Cyrillus Jarre (born February 2, 1878, in Ahrweiler, Rhine Province, Germany as Rudolf Jarre, died March 8, 1952, in Jinan, Shandong, China, 楊恩賚 (杨恩赉, Yang Ên-lai, Yáng Ēnlài), also known as Cirillo Rudolfus Jarre) was a Franciscan Archbishop in Jinan, Shandong Province, China and a translator of texts on canon law and Chinese law between Latin and Chinese.

Jarre got into conflict with the new communist rulers of China early on. He opposed the formation of state-sanctioned Christian churches in China (Three-Self Patriotic Movement) and supported the Legion of Mary, an association of Catholic laity that was viewed as reactionary organization by the communists. As a consequence, Jarre was arrested by the Chinese authorities on July 25, 1951, and from October 17, 1951, onwards he was imprisoned in Jinan.

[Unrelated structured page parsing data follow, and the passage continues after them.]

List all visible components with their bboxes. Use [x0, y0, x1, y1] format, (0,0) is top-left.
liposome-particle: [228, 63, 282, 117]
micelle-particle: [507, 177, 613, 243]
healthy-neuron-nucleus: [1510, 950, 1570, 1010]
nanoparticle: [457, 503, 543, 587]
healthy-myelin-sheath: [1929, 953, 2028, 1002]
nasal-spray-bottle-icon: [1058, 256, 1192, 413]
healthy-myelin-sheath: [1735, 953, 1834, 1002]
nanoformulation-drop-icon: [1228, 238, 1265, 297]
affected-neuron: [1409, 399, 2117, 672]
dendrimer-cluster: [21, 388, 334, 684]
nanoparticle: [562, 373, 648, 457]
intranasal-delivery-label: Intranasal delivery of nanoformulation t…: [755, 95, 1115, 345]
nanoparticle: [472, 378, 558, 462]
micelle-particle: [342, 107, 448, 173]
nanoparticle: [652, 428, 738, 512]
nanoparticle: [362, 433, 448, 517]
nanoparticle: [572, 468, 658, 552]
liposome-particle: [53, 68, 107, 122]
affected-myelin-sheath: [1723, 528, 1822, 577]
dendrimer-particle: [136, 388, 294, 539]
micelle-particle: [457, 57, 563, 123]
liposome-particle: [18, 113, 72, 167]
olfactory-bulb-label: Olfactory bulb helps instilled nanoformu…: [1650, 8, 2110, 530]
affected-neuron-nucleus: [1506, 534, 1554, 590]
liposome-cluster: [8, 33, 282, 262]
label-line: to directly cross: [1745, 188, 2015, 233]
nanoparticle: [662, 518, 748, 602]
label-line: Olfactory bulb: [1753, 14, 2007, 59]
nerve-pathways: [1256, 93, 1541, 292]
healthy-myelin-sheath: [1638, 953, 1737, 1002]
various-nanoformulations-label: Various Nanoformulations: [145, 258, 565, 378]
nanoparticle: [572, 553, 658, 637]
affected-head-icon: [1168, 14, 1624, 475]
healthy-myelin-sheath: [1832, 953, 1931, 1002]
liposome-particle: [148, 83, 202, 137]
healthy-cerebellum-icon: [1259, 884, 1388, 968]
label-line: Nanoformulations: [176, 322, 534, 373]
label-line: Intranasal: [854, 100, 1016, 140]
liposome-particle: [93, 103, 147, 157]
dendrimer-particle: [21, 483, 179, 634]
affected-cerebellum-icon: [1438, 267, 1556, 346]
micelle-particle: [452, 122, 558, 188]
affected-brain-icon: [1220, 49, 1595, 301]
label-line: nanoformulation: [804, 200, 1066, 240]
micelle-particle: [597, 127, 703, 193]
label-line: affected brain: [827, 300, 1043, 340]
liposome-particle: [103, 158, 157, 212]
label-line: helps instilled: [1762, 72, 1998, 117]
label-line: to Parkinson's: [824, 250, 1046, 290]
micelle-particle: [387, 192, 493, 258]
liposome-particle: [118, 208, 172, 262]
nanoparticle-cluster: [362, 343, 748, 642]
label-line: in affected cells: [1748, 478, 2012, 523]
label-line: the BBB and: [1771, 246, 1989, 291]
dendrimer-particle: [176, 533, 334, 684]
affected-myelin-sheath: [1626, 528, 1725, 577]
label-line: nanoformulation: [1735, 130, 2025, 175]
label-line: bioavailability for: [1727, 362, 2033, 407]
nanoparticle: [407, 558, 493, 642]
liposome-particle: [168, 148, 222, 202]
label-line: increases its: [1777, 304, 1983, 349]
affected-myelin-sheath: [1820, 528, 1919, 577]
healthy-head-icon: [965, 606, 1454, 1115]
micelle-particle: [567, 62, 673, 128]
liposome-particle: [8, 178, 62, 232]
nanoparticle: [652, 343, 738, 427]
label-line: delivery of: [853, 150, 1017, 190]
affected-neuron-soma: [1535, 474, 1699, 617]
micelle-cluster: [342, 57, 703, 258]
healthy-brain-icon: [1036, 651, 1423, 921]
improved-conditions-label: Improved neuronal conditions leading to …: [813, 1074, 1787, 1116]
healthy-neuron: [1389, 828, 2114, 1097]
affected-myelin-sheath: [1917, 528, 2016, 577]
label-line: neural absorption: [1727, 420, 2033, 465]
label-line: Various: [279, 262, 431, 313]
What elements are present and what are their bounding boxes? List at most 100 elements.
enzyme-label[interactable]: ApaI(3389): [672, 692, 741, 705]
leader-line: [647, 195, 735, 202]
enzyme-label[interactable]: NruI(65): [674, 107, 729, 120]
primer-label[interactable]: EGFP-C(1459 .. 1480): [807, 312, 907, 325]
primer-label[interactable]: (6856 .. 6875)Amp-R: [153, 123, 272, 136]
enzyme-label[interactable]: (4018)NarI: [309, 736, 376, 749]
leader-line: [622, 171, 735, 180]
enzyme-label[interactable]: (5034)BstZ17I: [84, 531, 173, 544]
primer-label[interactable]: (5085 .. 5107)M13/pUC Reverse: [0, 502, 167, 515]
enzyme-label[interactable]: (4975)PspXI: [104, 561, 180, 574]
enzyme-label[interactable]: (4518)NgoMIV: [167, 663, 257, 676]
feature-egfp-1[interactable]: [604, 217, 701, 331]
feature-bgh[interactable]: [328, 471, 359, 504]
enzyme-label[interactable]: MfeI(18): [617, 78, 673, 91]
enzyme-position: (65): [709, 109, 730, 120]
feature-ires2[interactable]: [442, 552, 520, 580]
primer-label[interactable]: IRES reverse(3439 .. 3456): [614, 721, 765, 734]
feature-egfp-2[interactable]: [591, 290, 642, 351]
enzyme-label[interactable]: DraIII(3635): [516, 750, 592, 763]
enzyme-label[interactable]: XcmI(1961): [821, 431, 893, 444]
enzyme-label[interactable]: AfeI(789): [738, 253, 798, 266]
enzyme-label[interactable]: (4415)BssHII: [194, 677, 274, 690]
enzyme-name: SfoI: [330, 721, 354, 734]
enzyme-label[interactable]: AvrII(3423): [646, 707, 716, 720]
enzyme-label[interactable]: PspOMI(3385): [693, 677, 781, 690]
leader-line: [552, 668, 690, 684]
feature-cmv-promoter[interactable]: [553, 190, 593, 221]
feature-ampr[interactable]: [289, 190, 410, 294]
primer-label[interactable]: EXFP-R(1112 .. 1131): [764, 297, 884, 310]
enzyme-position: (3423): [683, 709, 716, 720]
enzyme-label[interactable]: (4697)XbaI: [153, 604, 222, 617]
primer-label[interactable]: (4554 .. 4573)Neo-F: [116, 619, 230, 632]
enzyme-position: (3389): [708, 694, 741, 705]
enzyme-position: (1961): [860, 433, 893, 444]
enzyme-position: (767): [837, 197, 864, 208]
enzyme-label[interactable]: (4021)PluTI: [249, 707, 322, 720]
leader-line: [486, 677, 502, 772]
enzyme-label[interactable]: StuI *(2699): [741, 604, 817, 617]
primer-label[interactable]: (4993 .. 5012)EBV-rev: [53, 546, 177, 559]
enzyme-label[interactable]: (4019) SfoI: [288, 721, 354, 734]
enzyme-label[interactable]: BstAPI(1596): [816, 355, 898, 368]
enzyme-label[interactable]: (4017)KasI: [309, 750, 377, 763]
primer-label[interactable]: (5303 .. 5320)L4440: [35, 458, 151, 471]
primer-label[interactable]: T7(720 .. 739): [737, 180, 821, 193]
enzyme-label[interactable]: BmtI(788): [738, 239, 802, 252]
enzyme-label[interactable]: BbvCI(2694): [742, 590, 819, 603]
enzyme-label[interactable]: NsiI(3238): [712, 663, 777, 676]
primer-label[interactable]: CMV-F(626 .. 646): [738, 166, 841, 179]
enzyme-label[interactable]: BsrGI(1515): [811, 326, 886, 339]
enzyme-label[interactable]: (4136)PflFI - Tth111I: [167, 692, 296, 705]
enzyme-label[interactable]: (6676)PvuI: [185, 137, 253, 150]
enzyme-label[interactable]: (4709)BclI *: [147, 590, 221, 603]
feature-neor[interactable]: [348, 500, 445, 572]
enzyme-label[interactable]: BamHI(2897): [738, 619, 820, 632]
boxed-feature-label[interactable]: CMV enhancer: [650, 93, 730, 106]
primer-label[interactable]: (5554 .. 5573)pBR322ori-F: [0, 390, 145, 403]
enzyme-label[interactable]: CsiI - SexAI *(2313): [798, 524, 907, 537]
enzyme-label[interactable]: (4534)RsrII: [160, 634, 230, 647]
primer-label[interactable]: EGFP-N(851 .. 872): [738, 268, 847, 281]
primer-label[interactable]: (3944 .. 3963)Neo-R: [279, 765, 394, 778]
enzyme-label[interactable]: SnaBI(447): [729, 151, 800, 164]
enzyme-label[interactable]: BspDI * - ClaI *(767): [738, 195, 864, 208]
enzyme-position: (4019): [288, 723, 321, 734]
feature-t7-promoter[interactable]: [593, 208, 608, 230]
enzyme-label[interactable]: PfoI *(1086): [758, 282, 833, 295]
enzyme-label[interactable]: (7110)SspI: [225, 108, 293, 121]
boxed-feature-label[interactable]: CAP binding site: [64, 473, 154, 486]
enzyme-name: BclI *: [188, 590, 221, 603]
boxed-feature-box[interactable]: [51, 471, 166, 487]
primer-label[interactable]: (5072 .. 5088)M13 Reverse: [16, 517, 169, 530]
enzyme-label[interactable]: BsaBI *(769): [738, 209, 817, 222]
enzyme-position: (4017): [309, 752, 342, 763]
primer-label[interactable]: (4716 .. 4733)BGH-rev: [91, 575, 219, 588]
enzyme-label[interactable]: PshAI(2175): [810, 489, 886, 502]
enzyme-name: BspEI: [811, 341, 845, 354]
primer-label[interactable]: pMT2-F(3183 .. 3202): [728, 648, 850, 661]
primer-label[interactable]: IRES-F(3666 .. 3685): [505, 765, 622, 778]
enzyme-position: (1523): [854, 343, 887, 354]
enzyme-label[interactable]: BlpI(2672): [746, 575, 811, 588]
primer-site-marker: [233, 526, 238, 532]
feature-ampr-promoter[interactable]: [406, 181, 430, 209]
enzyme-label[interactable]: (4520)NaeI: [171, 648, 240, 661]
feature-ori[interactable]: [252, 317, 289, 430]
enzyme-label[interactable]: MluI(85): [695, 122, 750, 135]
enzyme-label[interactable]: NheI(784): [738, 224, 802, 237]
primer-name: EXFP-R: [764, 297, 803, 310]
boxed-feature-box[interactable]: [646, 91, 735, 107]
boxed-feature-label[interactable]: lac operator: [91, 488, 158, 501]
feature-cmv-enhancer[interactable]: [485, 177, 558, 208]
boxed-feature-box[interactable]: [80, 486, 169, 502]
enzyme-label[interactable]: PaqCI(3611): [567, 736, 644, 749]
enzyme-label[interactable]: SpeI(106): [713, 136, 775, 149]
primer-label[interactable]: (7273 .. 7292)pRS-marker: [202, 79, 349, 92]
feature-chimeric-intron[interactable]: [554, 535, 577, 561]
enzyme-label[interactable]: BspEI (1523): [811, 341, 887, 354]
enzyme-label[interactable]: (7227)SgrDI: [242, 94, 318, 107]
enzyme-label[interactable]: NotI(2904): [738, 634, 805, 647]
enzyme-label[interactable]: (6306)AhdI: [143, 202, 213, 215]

Jarre was subjected to conditions of poor sanitation, nutrition, isolation, repeated interrogation, as well as other forms of abuse. He died on March 8, 1952, in the St. Josephs Hospital of Jinan. Members of his diocese buried Jarre's body wrapped in the red clothes of a martyr, but the authorities exhumed his body with the intent to rebury him in a black prisoner's uniform. In the end, a compromise was reached and Jarre's body was buried in white clothes. His grave is located in the Lin Jia Zhuang (林家庄村 (Línjiā Zhuāngcūn)) Catholic cemetery to the southeast of Jinan.